Rituxan is a CD20-directed cytolytic antibody whose approved indications include two cancers, non-Hodgkin’s lymphoma and chronic lymphocytic leukemia.
“CIRM is pleased to support the continued development of FT516 and Fate Therapeutics’ first-of-kind approach to off-the-shelf cancer immunotherapy using clonal master iPSC lines, which can serve as a renewable cell source for large-scale, cost-effective manufacture of well-characterized, uniform cell products,” stated CIRM president and CEO Maria T. Millan, M.D.
Fate Therapeutics’ iPSC product platform is supported by an intellectual property portfolio of more than 90 issued patents and 100 pending patent applications. The portfolio broadly covers the generation and engineering of iPSCs and the production of NK and T-cell cancer immunotherapies from clonal master iPSC lines—as well as compositions and methods for making iPSCs, including engineering their biological properties using CRISPR (clustered regularly interspaced palindromic repeats) and other nucleases, and for producing cells of the hematopoietic lineage, including NK cells, from iPSCs.
The company also holds an exclusive license from the University of Minnesota covering iPSC-derived NK cells expressing targeting receptors, including chimeric antigen receptors for human therapeutic use, and modified CD16 Fc receptors.

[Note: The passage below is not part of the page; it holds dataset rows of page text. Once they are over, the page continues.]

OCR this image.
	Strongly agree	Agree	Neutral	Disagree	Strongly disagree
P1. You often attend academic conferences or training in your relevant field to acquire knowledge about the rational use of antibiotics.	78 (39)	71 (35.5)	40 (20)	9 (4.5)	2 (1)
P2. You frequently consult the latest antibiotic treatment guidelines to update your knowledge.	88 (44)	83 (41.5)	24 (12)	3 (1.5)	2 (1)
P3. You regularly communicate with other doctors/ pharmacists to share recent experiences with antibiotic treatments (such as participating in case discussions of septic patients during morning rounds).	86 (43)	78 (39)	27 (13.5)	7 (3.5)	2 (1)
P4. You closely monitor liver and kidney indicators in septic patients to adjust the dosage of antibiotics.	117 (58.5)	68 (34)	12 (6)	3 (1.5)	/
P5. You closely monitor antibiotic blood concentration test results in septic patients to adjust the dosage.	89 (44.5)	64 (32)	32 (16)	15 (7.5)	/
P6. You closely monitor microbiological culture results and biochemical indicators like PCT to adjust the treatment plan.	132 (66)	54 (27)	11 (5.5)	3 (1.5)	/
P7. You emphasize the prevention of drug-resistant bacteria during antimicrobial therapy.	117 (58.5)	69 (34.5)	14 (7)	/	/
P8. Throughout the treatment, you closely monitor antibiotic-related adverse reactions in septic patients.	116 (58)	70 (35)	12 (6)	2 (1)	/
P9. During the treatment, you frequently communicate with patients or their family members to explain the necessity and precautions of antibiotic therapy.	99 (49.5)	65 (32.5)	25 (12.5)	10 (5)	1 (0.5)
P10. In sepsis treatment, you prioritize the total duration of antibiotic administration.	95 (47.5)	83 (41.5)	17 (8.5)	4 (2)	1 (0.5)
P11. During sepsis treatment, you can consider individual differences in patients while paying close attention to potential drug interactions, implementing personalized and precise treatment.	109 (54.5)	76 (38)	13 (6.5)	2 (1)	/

NK cells naturally express CD16, a potent activating receptor that enables binding of NK cells to the Fc portion of IgG antibodies. Once activated through CD16, NK cells can orchestrate a broad adaptive immune response by lysing antibody-coated tumor cells and secreting immune signaling cytokines, such as interferon gamma. But CD16 expression on NK cells can lead to downregulation in cancer patients, which can lead to loss of NK cell antitumor activity.
Dr. Millan noted that Fate Therapeutics’ approach to cancer immunotherapy based on adoptive transfer of healthy allogeneic donor NK cells has not been associated with known risks of allogeneic T-cell immunotherapy, such as graft-versus-host disease: “This suggests that FT516 can be reliably administered without individual patient-matching restrictions and used off-the-shelf to treat a large patient population.”